Kemalizm, Emperyalizmle Hesaplaşmanın Adıdır




Batılı emperyalistlerin mazlum uluslara biçtiği kadere, sömürgeleştirmeye başkaldıran,  ezilen Dünyanın İlk Bağımsızlık Hareketini gerçekleştiren, Türk ulusunu “emperyalizm ve kapitalizm tahakkümünden ve zulmünden kurtararak, idare ve hâkimiyetin hakiki sahibi” kılan, ortaçağ karanlığını yırtıp toplumu aydınlığa kavuşturan, Mustafa Kemal Atatürk’ün bedensel varlığının aramızdan ayrılışının 76. Yılındayız.
Atatürk’ün bize bıraktığı düşünsel yol haritasının adı “Kemalizm’dir.
 Kemalizm;  temel ilkesi emperyalizme karşı tam bağımsızlık olan bütünlüklü bir devrimci mücadelenin programıdır. Bu program, emperyalizme, gericiliğe, bölücülüğe ve emperyalist sistemden kopuş amacından dolayı liberal kapitalizme karşı direnişin, batılılaşmadan/batıcılıktan kopuşun adıdır.
Yani Kemalizm, Türk devrimidir.
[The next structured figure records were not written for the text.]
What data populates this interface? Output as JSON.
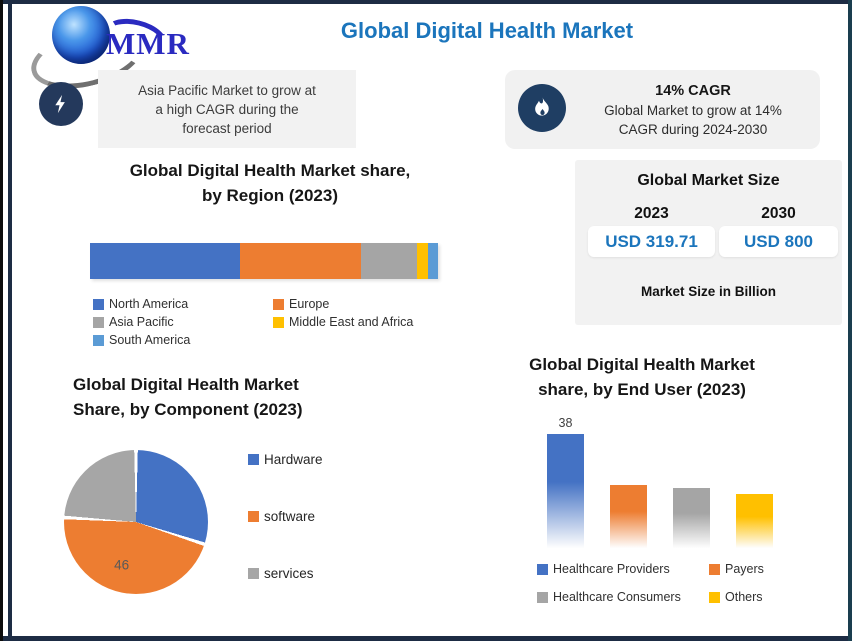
{
  "header": {
    "logo_text": "MMR",
    "title": "Global Digital Health Market",
    "title_color": "#1b75bc"
  },
  "icons": {
    "logo": "globe-icon",
    "left_callout": "lightning-icon",
    "right_callout": "flame-icon"
  },
  "callouts": {
    "left": {
      "text": "Asia Pacific Market to grow at\na high CAGR during the\nforecast period"
    },
    "right": {
      "heading": "14% CAGR",
      "text": "Global Market to grow at 14%\nCAGR during 2024-2030"
    }
  },
  "market_size": {
    "title": "Global Market Size",
    "years": [
      "2023",
      "2030"
    ],
    "values": [
      "USD 319.71",
      "USD 800"
    ],
    "note": "Market Size in Billion",
    "value_color": "#1b75bc"
  },
  "chart_data": [
    {
      "type": "bar",
      "variant": "stacked-horizontal-100pct",
      "title": "Global Digital Health Market share, by Region (2023)",
      "title_lines": [
        "Global Digital Health Market share,",
        "by Region (2023)"
      ],
      "categories": [
        "North America",
        "Europe",
        "Asia Pacific",
        "Middle East and Africa",
        "South America"
      ],
      "values": [
        43,
        35,
        16,
        3,
        3
      ],
      "unit": "% share",
      "colors": [
        "#4472C4",
        "#ED7D31",
        "#A5A5A5",
        "#FFC000",
        "#5B9BD5"
      ],
      "legend_position": "bottom",
      "grid": false
    },
    {
      "type": "pie",
      "title": "Global Digital Health Market Share, by Component (2023)",
      "title_lines": [
        "Global Digital Health Market",
        "Share, by Component (2023)"
      ],
      "categories": [
        "Hardware",
        "software",
        "services"
      ],
      "values": [
        30,
        46,
        24
      ],
      "colors": [
        "#4472C4",
        "#ED7D31",
        "#A6A6A6"
      ],
      "data_labels": [
        null,
        "46",
        null
      ],
      "legend_position": "right"
    },
    {
      "type": "bar",
      "title": "Global Digital Health Market share, by End User (2023)",
      "title_lines": [
        "Global Digital Health Market",
        "share, by End User (2023)"
      ],
      "categories": [
        "Healthcare Providers",
        "Payers",
        "Healthcare Consumers",
        "Others"
      ],
      "values": [
        38,
        21,
        20,
        18
      ],
      "colors": [
        "#4472C4",
        "#ED7D31",
        "#A5A5A5",
        "#FFC000"
      ],
      "data_labels": [
        "38",
        null,
        null,
        null
      ],
      "ylim": [
        0,
        46
      ],
      "bar_style": "vertical-gradient-fade",
      "legend_position": "bottom",
      "grid": false
    }
  ]
}
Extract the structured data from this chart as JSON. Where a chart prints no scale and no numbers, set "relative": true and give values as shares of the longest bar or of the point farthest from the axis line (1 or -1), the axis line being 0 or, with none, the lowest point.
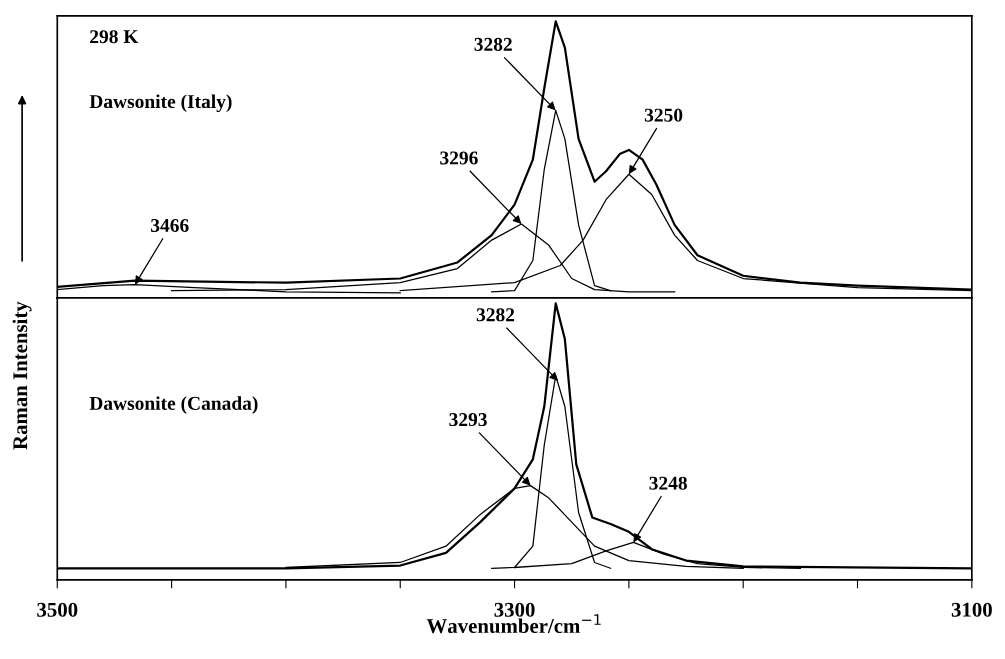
{
  "chart_data": [
    {
      "type": "line",
      "relative": true,
      "tick_labels": false,
      "grid": false,
      "legend": false,
      "marker": "none",
      "line_style": "solid",
      "ylabel": "Raman Intensity",
      "xlim": [
        3500,
        3100
      ],
      "annotations": [
        "298 K",
        "Dawsonite (Italy)",
        {
          "text": "3282",
          "x": 3282,
          "y": 0.678
        },
        {
          "text": "3296",
          "x": 3297,
          "y": 0.267
        },
        {
          "text": "3466",
          "x": 3466,
          "y": 0.048
        },
        {
          "text": "3250",
          "x": 3250,
          "y": 0.447
        }
      ],
      "series": [
        {
          "color": "#000000",
          "x": [
            3500,
            3466,
            3400,
            3350,
            3325,
            3310,
            3300,
            3292,
            3287,
            3282,
            3278,
            3272,
            3265,
            3260,
            3254,
            3250,
            3244,
            3238,
            3230,
            3220,
            3200,
            3175,
            3150,
            3100
          ],
          "values": [
            0.04,
            0.062,
            0.055,
            0.07,
            0.128,
            0.227,
            0.337,
            0.5,
            0.758,
            1.0,
            0.905,
            0.575,
            0.42,
            0.458,
            0.52,
            0.535,
            0.5,
            0.41,
            0.264,
            0.154,
            0.08,
            0.055,
            0.044,
            0.03
          ]
        },
        {
          "color": "#000000",
          "x": [
            3310,
            3300,
            3292,
            3287,
            3282,
            3278,
            3272,
            3265,
            3258
          ],
          "values": [
            0.022,
            0.026,
            0.135,
            0.465,
            0.678,
            0.575,
            0.264,
            0.044,
            0.026
          ]
        },
        {
          "color": "#000000",
          "x": [
            3450,
            3400,
            3350,
            3325,
            3310,
            3297,
            3285,
            3275,
            3265,
            3250,
            3230
          ],
          "values": [
            0.026,
            0.03,
            0.055,
            0.106,
            0.209,
            0.267,
            0.19,
            0.07,
            0.03,
            0.022,
            0.022
          ]
        },
        {
          "color": "#000000",
          "x": [
            3500,
            3480,
            3466,
            3440,
            3400,
            3350
          ],
          "values": [
            0.03,
            0.044,
            0.048,
            0.037,
            0.022,
            0.018
          ]
        },
        {
          "color": "#000000",
          "x": [
            3350,
            3300,
            3280,
            3270,
            3260,
            3250,
            3240,
            3230,
            3220,
            3200,
            3150,
            3100
          ],
          "values": [
            0.026,
            0.055,
            0.117,
            0.209,
            0.355,
            0.447,
            0.374,
            0.227,
            0.135,
            0.07,
            0.037,
            0.026
          ]
        }
      ]
    },
    {
      "type": "line",
      "relative": true,
      "tick_labels": "x",
      "grid": false,
      "legend": false,
      "marker": "none",
      "line_style": "solid",
      "xlabel": "Wavenumber/cm$^{−1}$",
      "xlim": [
        3500,
        3100
      ],
      "xticks": [
        3500,
        {
          "value": 3450,
          "label": null
        },
        {
          "value": 3400,
          "label": null
        },
        {
          "value": 3350,
          "label": null
        },
        3300,
        {
          "value": 3250,
          "label": null
        },
        {
          "value": 3200,
          "label": null
        },
        {
          "value": 3150,
          "label": null
        },
        3100
      ],
      "annotations": [
        "Dawsonite (Canada)",
        {
          "text": "3282",
          "x": 3281,
          "y": 0.72
        },
        {
          "text": "3293",
          "x": 3293,
          "y": 0.341
        },
        {
          "text": "3248",
          "x": 3248,
          "y": 0.136
        }
      ],
      "series": [
        {
          "color": "#000000",
          "x": [
            3500,
            3400,
            3350,
            3330,
            3315,
            3300,
            3292,
            3287,
            3282,
            3278,
            3273,
            3266,
            3258,
            3250,
            3240,
            3225,
            3200,
            3100
          ],
          "values": [
            0.042,
            0.042,
            0.052,
            0.098,
            0.209,
            0.331,
            0.436,
            0.627,
            1.0,
            0.871,
            0.418,
            0.226,
            0.202,
            0.174,
            0.111,
            0.07,
            0.049,
            0.042
          ]
        },
        {
          "color": "#000000",
          "x": [
            3310,
            3300,
            3292,
            3287,
            3282,
            3278,
            3272,
            3265,
            3258
          ],
          "values": [
            0.042,
            0.045,
            0.122,
            0.488,
            0.739,
            0.627,
            0.244,
            0.063,
            0.042
          ]
        },
        {
          "color": "#000000",
          "x": [
            3400,
            3350,
            3330,
            3315,
            3300,
            3293,
            3285,
            3275,
            3265,
            3250,
            3225,
            3200
          ],
          "values": [
            0.045,
            0.063,
            0.122,
            0.237,
            0.331,
            0.341,
            0.296,
            0.209,
            0.122,
            0.07,
            0.049,
            0.042
          ]
        },
        {
          "color": "#000000",
          "x": [
            3300,
            3275,
            3260,
            3248,
            3235,
            3220,
            3200,
            3175
          ],
          "values": [
            0.045,
            0.059,
            0.105,
            0.136,
            0.094,
            0.059,
            0.045,
            0.042
          ]
        }
      ]
    }
  ]
}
Tam bağımsızlıktır. Cumhuriyetçilik, Milliyetçilik, Laiklik, Devletçilik, Halkçılık ve Devrimciliktir. Akıl ve bilim ilkeleri doğrultusunda çağdaşlaşmaktır. Kendi tarihinden beslenmek, kendi diline sahip çıkmaktır. İnsan sevgisi, doğa dostluğu ve barışseverliktir. Ulusal kültürle evrensel uygarlığa katkı sunabilmektir. Atatürk’ün ifadesiyle, “Bizi mahvetmek isteyen emperyalizme ve bizi yutmak isteyen kapitalizme başkaldırabilmektir”. Kemalizm, Yeni Sevr’in eşiğine sürüklenmiş Türkiye’de devrim yapma kararlılığının adıdır.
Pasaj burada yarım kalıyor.